Another often discussed benefit of driverless vehicles is improved safety through the elimination of human error which accounts for most accidents. But according to experts there currently exists “no software in laptops, phones or other modern devices that is designed to operate for extended periods without freezing, crashing or dropping a call — and similar errors would be deadly in a car” (Ghose). Google cars have already been involved in 11 accidents suggesting the technology is not advanced enough to put these cars on the road yet. In fact, the technology isn’t even advanced enough to handle different weather and road conditions such as fog, floods, snow or ice (Felton). In addition, many scholars and historians believe technology can offer a reduction in human workload and errors leading to greater safety on the roads, but human involvement cannot be completely eliminated. In fact, historically all space and water crafts designed to be unmanned and fully autonomous ultimately required a human component for optimal operation in the end to make critical real-time decisions (Dizikes). Our human brains still have a greater ability to make quick, tough decisions. It has not been shown that algorithms can be created for every scenario a moving vehicle may face (Boudette). The hacking and hijacking of such vehicles also poses serious dangers, and in fact, “the FBI has gone so far as to caution that driverless cars could be turned into weapons” (Hayes). Hackers, natural disasters and acts of terrorism could disrupt the major networks controlling the navigation resulting in disastrous consequences (Felton). Therefore, the serious safety and security question must be answered before we allow these cars.

Autonomous vehicles will not perform as expected due to the limitations of our current infrastructure. Our roads and signs are designed for human drivers and not software and sensors. Changes in the conditions of the roads could cause issues because “many of these new-generation cars require smooth roads, with clearly painted lines, to safely position themselves. Potholes, worn paint and other irregularities” could prove hazardous (Boudette). Since massive changes to our infrastructure seem necessary for these vehicles to work properly, the question is how will hundreds of billions of dollars be raised to accomplish it (Felton). Until it is clear whether we can afford the costs of redoing the infrastructure to support the optimal performance of these vehicles, they should remain off the roads.

Driverless cars present both privacy and ethical dilemmas. Vehicles relying solely on navigation systems will create a record of date, time and destination of the vehicle. Therefore, it is impossible not to be tracked. How this personal data can be used, and by who, is a big concern. Ethical decisions are also a huge challenge. For example, in the event that an accident is unavoidable, the moral question is will cars be programmed to follow an “intervention that sacrifices one person for the group or protects the individual at the expense of the group?” The other question is whether data related to unexpected situations can be calculated fast enough to avoid a disaster (Greenemeier). Experts warn that regulations that impose “standards that are uniform and mandatory” are necessary to address these important challenges (LaFrance). Regulations should be in place prior to allowing these vehicles on the road.

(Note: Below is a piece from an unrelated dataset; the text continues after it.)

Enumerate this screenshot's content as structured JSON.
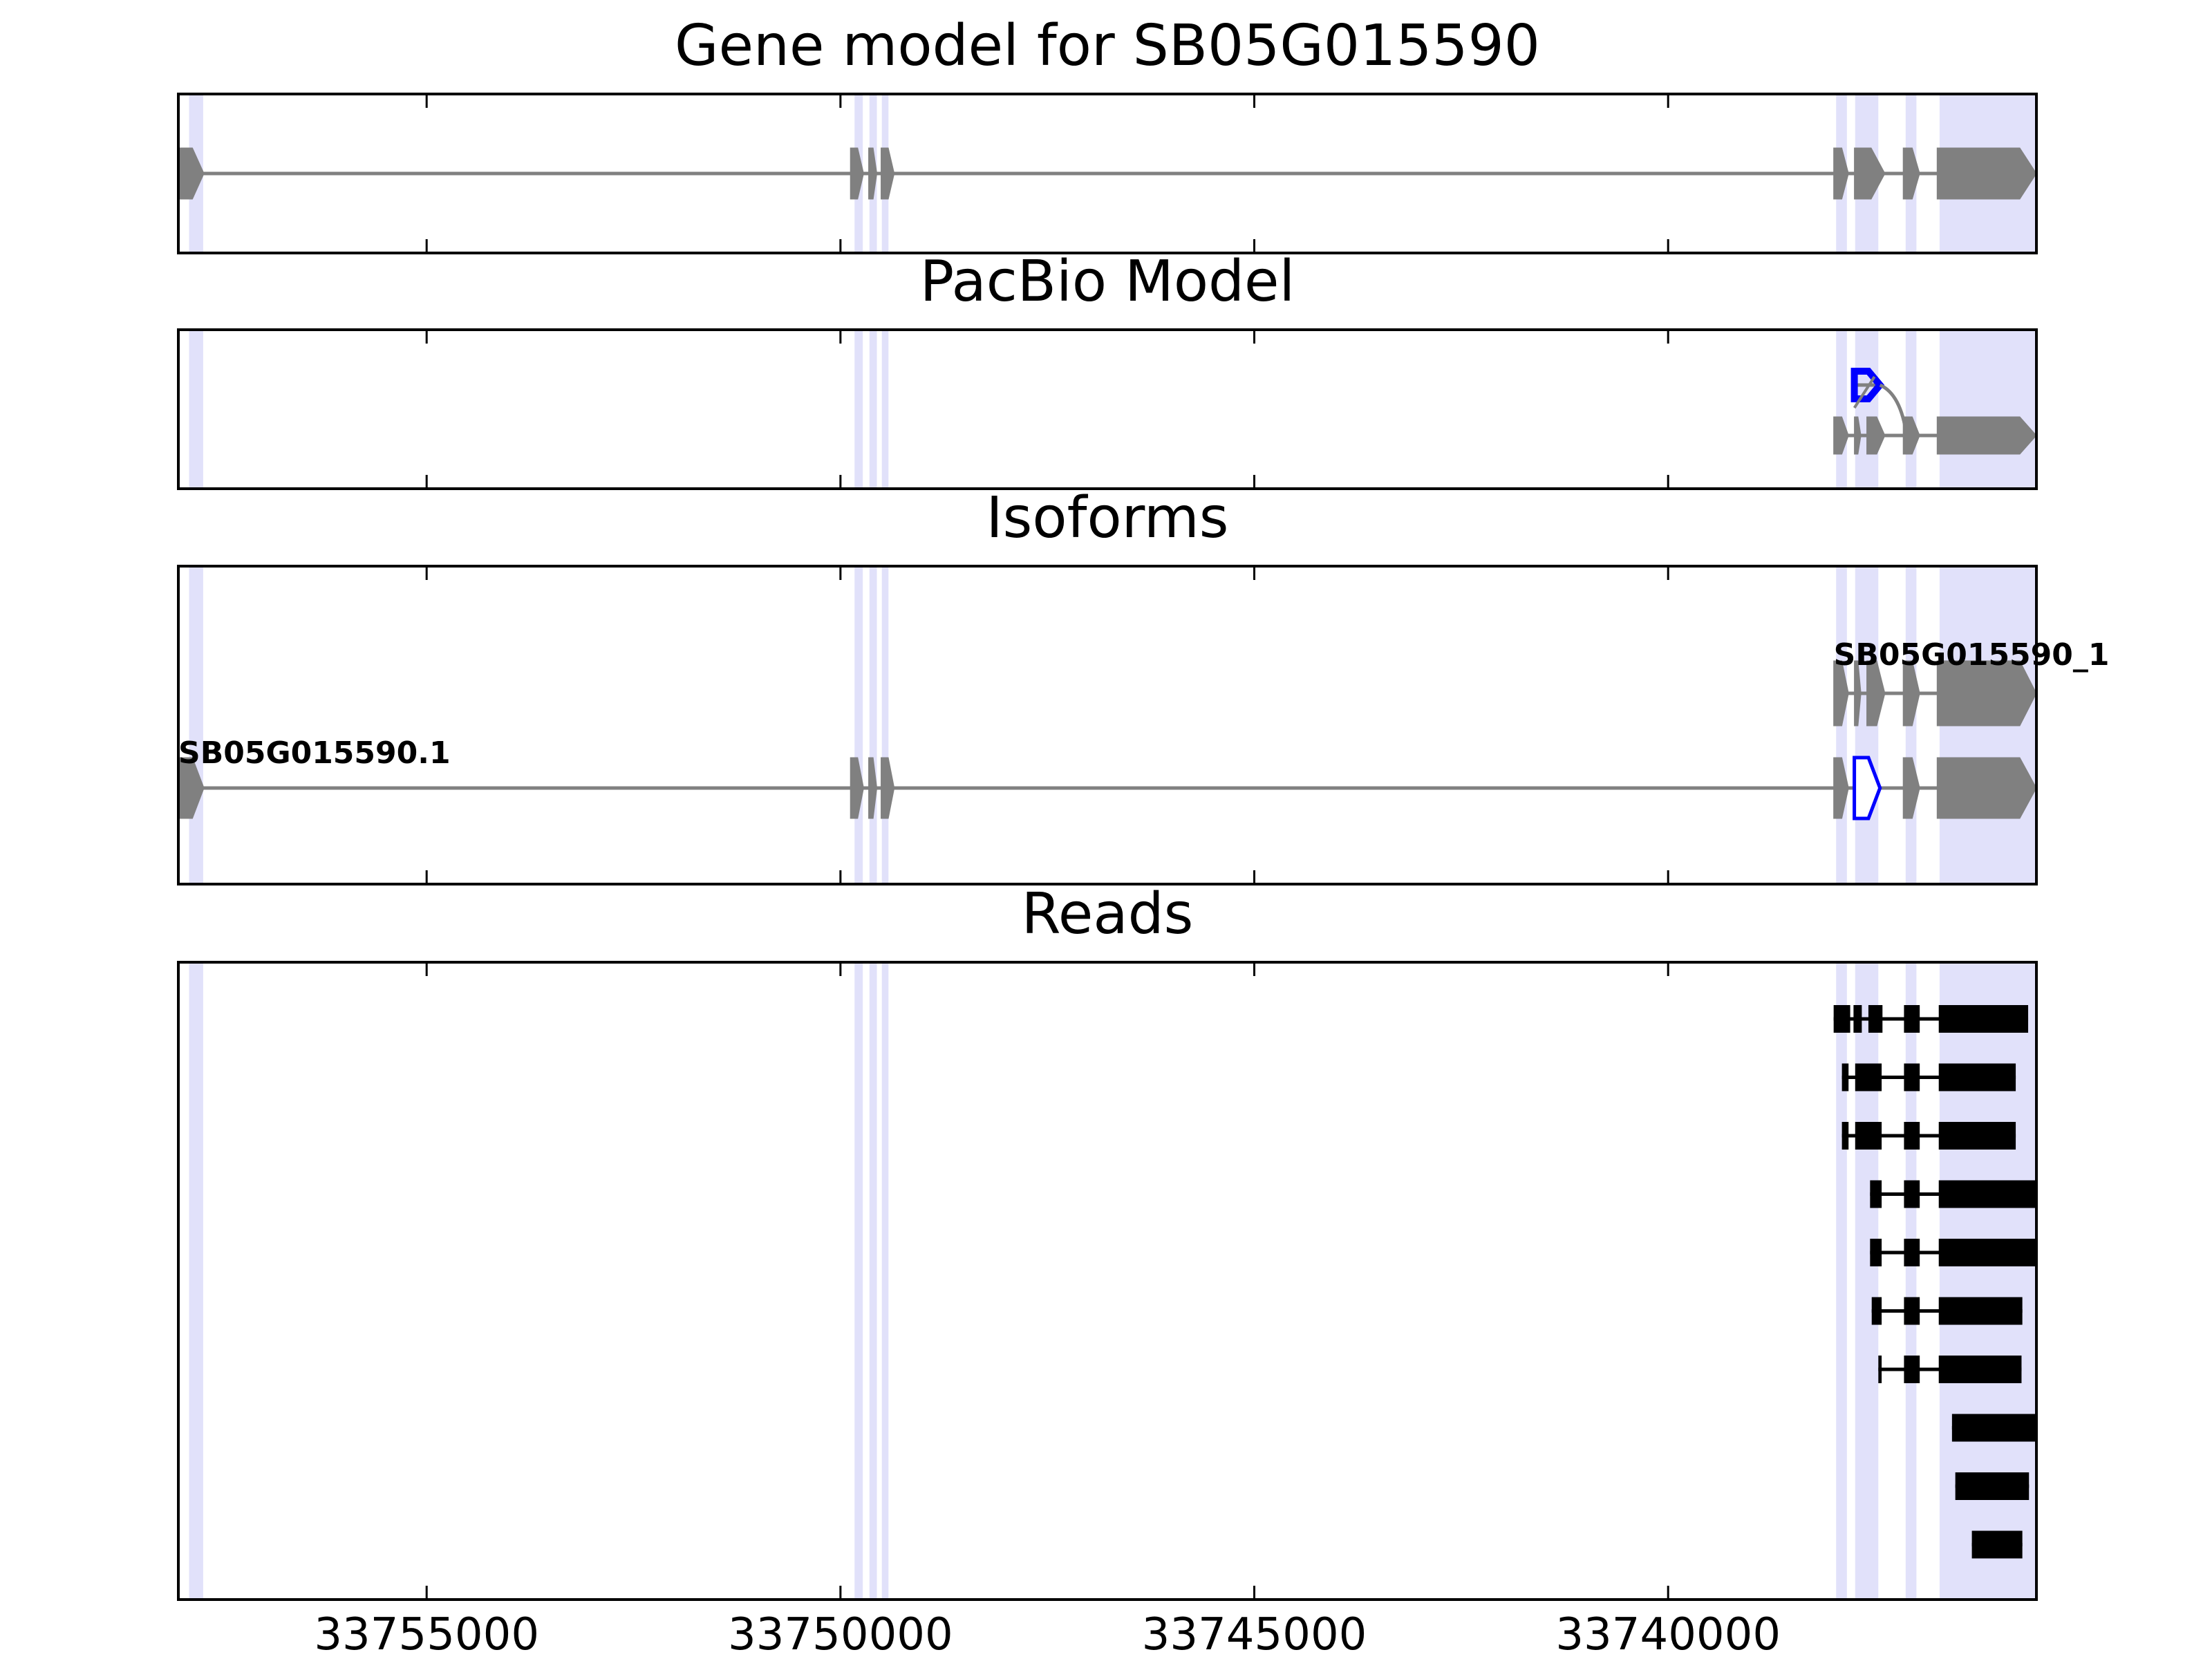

The risks and consequences of autonomous vehicles pose some serious negative threats to our society. Advancements in technology should be meant to enhance and support humans to make certain aspects of life safer and easier. However, driverless cars essentially replace the human while maintaining high risks. Many companies are pushing to quickly get autonomous cars on the road, yet there are many dangers that have yet to be fully explored or figured out. Companies, government officials, agencies and Americans should be cautious and deeply explore the pros and cons of buying into the dash towards autonomous vehicles. We must insist that the magnitude of issues and concerns be thoroughly examined and appropriate protocols and regulations are implemented before driverless cars become fully available. It would be foolish not to take a stand on this matter.